Pendant de longues minutes, j'observe les passants qui sortent et rentrent de l'aéroport. Je remarque que ce sont souvent des couples ou des parents avec leurs enfants. C'est normal, nous sommes en période de grandes vacances, ils profitent du soleil de l'été. J'aurais bien aimé moi aussi avoir un père quand j'étais plus jeune qui m'aurait soutenu dans les moments durs, qui m'aurait charrié et aimé. Peut-être qu'avec un homme dans la vie de ma mère, elle aurait été un peu plus douce et compréhensive. C'est si beau de voir une famille unie, sentir l'amour dans l'air quand on les croise et voir un sourire de bonheur dessiner sur chacune de ses bouches quand ils sont tous rassemblés, ce sentiment doit en rendre jaloux plus d'un.

J'observe encore quelques instants les personnes qui se promènent près du grand bâtiment qui me surplombe. Voir l'activité humaine me fascine énormément. Nous pouvons apprendre tellement de choses sur des personnes juste en regardant leur façon de vivre. Le quotidien d'une personne est l'essence même de sa personnalité. J'aimerais passer toute ma journée à observer chaque personne que je croise sans aucune gêne, mais mon avion ne va pas m'attendre et va partir sans moi. Je ne peux pas laisser filer entre mes doigts cette chance. Je sors de ma voiture, j'ouvre le coffre et tire ma valise. Quand j'entre dans l'aéroport, je remarque que comme j'avais prévu, le terminal grouille de monde, même à cette heure très matinale. Je me faufile entre toutes les personnes et je m'assieds à une table dans un petit bar. Je commande un café très serré pour remonter mon énergie à bloc, le serveur me fait un sourire aguicheur, je le lui rends, forcée par politesse.

J'attends avec impatience ma boisson en triturant l'étiquette noire de ma valise où mon prénom est brodé en or. Madison est délicatement ancrée dans le tissu laissant un contraste entre la couleur sombre du bout de tissu et la couleur vive de mon nom. Je me rappelle le jour où ma grand-mère m'a brodé plusieurs petites étiquettes comme celle-ci, elle m'avait fait promettre d'utiliser ces étiquettes que sur des objets précieux à mes yeux. J'en ai utilisé qu'une pour l'instant, sur cette valise, signe de mon départ et de ma liberté.

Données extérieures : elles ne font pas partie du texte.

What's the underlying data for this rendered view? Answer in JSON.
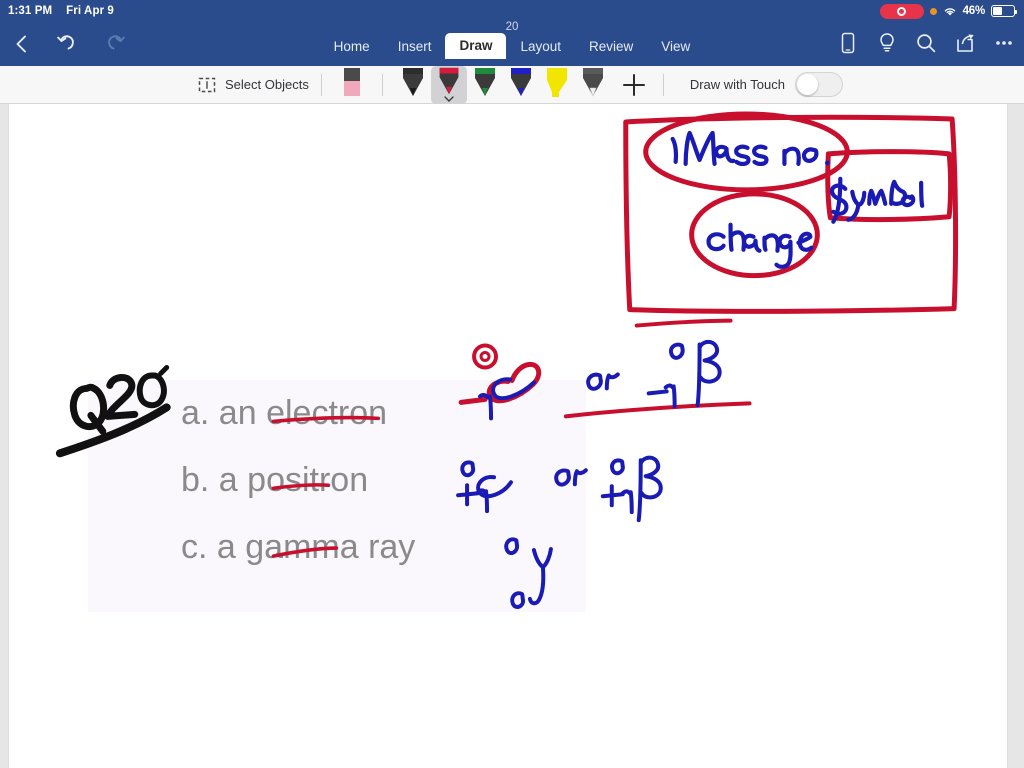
{
  "statusbar": {
    "time": "1:31 PM",
    "date": "Fri Apr 9",
    "battery_percent": "46%",
    "icons": [
      "screen-recording-pill",
      "orange-privacy-dot",
      "wifi-icon",
      "battery-icon"
    ]
  },
  "header": {
    "doc_title": "20",
    "back_label": "Back",
    "undo_label": "Undo",
    "redo_label": "Redo",
    "tabs": [
      {
        "label": "Home",
        "active": false
      },
      {
        "label": "Insert",
        "active": false
      },
      {
        "label": "Draw",
        "active": true
      },
      {
        "label": "Layout",
        "active": false
      },
      {
        "label": "Review",
        "active": false
      },
      {
        "label": "View",
        "active": false
      }
    ],
    "right_icons": [
      "mobile-view-icon",
      "tell-me-lightbulb-icon",
      "search-icon",
      "share-icon",
      "more-ellipsis-icon"
    ]
  },
  "toolbar": {
    "select_objects_label": "Select Objects",
    "draw_with_touch_label": "Draw with Touch",
    "draw_with_touch_on": false,
    "add_pen_label": "+",
    "pens": [
      {
        "name": "eraser",
        "color": "#efa9bb",
        "body": "#3a3a3a",
        "selected": false,
        "type": "eraser"
      },
      {
        "name": "pen-black",
        "color": "#1a1a1a",
        "body": "#3a3a3a",
        "selected": false,
        "type": "pen"
      },
      {
        "name": "pen-red",
        "color": "#d81b3c",
        "body": "#3a3a3a",
        "selected": true,
        "type": "pen"
      },
      {
        "name": "pen-green",
        "color": "#1e8a3c",
        "body": "#3a3a3a",
        "selected": false,
        "type": "pen"
      },
      {
        "name": "pen-blue",
        "color": "#2020c8",
        "body": "#3a3a3a",
        "selected": false,
        "type": "pen"
      },
      {
        "name": "highlighter-yellow",
        "color": "#f2e600",
        "body": "#f2e600",
        "selected": false,
        "type": "highlighter"
      },
      {
        "name": "pen-white",
        "color": "#e8e8e8",
        "body": "#3a3a3a",
        "selected": false,
        "type": "pen"
      }
    ]
  },
  "document": {
    "question_label": "Q20",
    "choices": [
      {
        "id": "a",
        "text": "a. an electron",
        "annotation": "0 -1 e  or  0 -1 β"
      },
      {
        "id": "b",
        "text": "b. a positron",
        "annotation": "0 +1 e  or  0 +1 β"
      },
      {
        "id": "c",
        "text": "c. a gamma ray",
        "annotation": "0 0 γ"
      }
    ],
    "ink_notes": {
      "box_terms": [
        "Mass no.",
        "Symbol",
        "change"
      ],
      "connector_word": "or"
    },
    "ink_colors": {
      "red": "#c8102e",
      "blue": "#1a1ab4",
      "black": "#111111"
    }
  }
}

Le serveur revient, toujours avec un sourire charmeur collé aux lèvres. Je lui rends un sourire crispé toujours à cause de mes bonnes manières. Il me donne l'addition et je le remercie. Le romantisme n'est pas quelque chose qui me colle à la peau, comme la drague ou le flirt, c'est toujours un principe qui me met mal à l'aise. Je bois ma boisson rapidement puis je dépose l'argent dans la petite coupelle prévue à cet effet avec un petit pourboire. Je me lève, attrape la lance de ma valise puis je sors du petit café. Dix minutes plus tard, je me trouve trop rapidement à mon goût devant l'entrée du couloir qui mène à mon avion pour quitter Pasadena afin d'embarquer à New York pour y vivre plusieurs mois. Tous mes gestes sont faits machinalement puisque mon cerveau est trop préoccupé par la suite des événements.

Mon estomac commence à se serrer, ma gorge se noue de peur. Je pense que je ne m'en rends toujours pas compte du fait que je suis presque en train de fuguer pour aller quelques mois dans une énorme ville où je n'y ai jamais posé les pieds. Peut-être que si j'aime beaucoup cette ville, j'y resterais et je ne reviendrais jamais à Pasadena. Emménager à New York, le rêve de tout le monde, mon rêve.

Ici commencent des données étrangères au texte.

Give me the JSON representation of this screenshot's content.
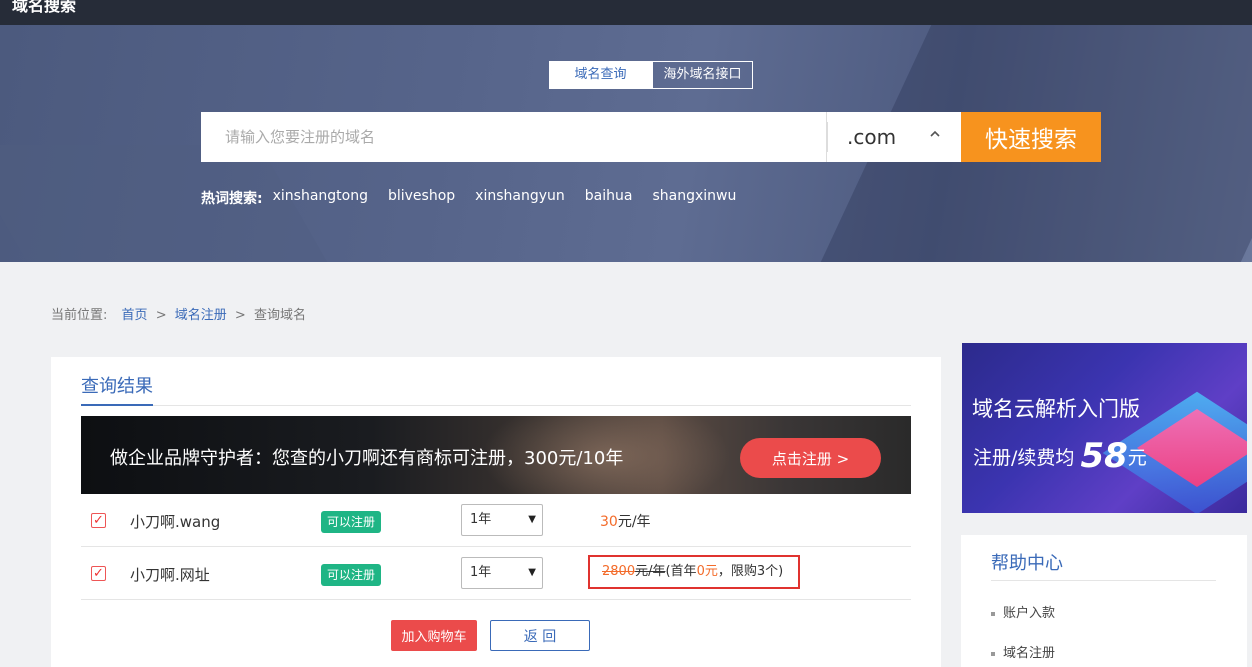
{
  "topbar": {
    "brand": "域名搜索"
  },
  "hero": {
    "tabs": [
      {
        "label": "域名查询"
      },
      {
        "label": "海外域名接口"
      }
    ],
    "search": {
      "placeholder": "请输入您要注册的域名",
      "suffix": ".com",
      "button_label": "快速搜索"
    },
    "hot": {
      "label": "热词搜索:",
      "words": [
        "xinshangtong",
        "bliveshop",
        "xinshangyun",
        "baihua",
        "shangxinwu"
      ]
    }
  },
  "breadcrumb": {
    "prefix": "当前位置:",
    "items": [
      "首页",
      "域名注册",
      "查询域名"
    ],
    "sep": ">"
  },
  "results": {
    "title": "查询结果",
    "promo_text": "做企业品牌守护者：您查的小刀啊还有商标可注册，300元/10年",
    "promo_cta": "点击注册 >",
    "rows": [
      {
        "checkbox": "✓",
        "name": "小刀啊.wang",
        "status": "可以注册",
        "period": "1年",
        "price_num": "30",
        "price_unit": "元/年"
      },
      {
        "checkbox": "✓",
        "name": "小刀啊.网址",
        "status": "可以注册",
        "period": "1年",
        "old_price": "2800",
        "old_unit": "元/年",
        "promo_a": "(首年",
        "promo_num": "0元",
        "promo_b": "，限购3个)"
      }
    ],
    "add_cart": "加入购物车",
    "back": "返 回"
  },
  "ad": {
    "line1": "域名云解析入门版",
    "line2_prefix": "注册/续费均",
    "line2_num": "58",
    "line2_suffix": "元"
  },
  "help": {
    "title": "帮助中心",
    "items": [
      "账户入款",
      "域名注册"
    ]
  },
  "colors": {
    "accent": "#3a6ab8",
    "orange": "#f7931e",
    "red": "#eb4b4b",
    "green": "#1fb585"
  }
}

Heureusement, j'ai pensé à tout avant de partir : louer un appartement dans le centre, près de Central Park pour pouvoir aller me promener quand bon me semble, j'ai aussi cherché un boulot mais rien de très intéressant a aiguisé mon attention pour l'instant, le transport de ma voiture pour pouvoir me déplacer tranquillement dans la grande pomme, tout l'argent que j'ai mis de côté depuis des années m'accompagnes aussi dans mon voyage. J'ai pensé à tout pour ne pas rajouter encore plus de stress, j'ai même regardé plusieurs vidéos de personnes qui témoignent pour essayer de rengorger le plus d'informations possible dans ma mémoire. Je ne risque rien, tout va bien se passer.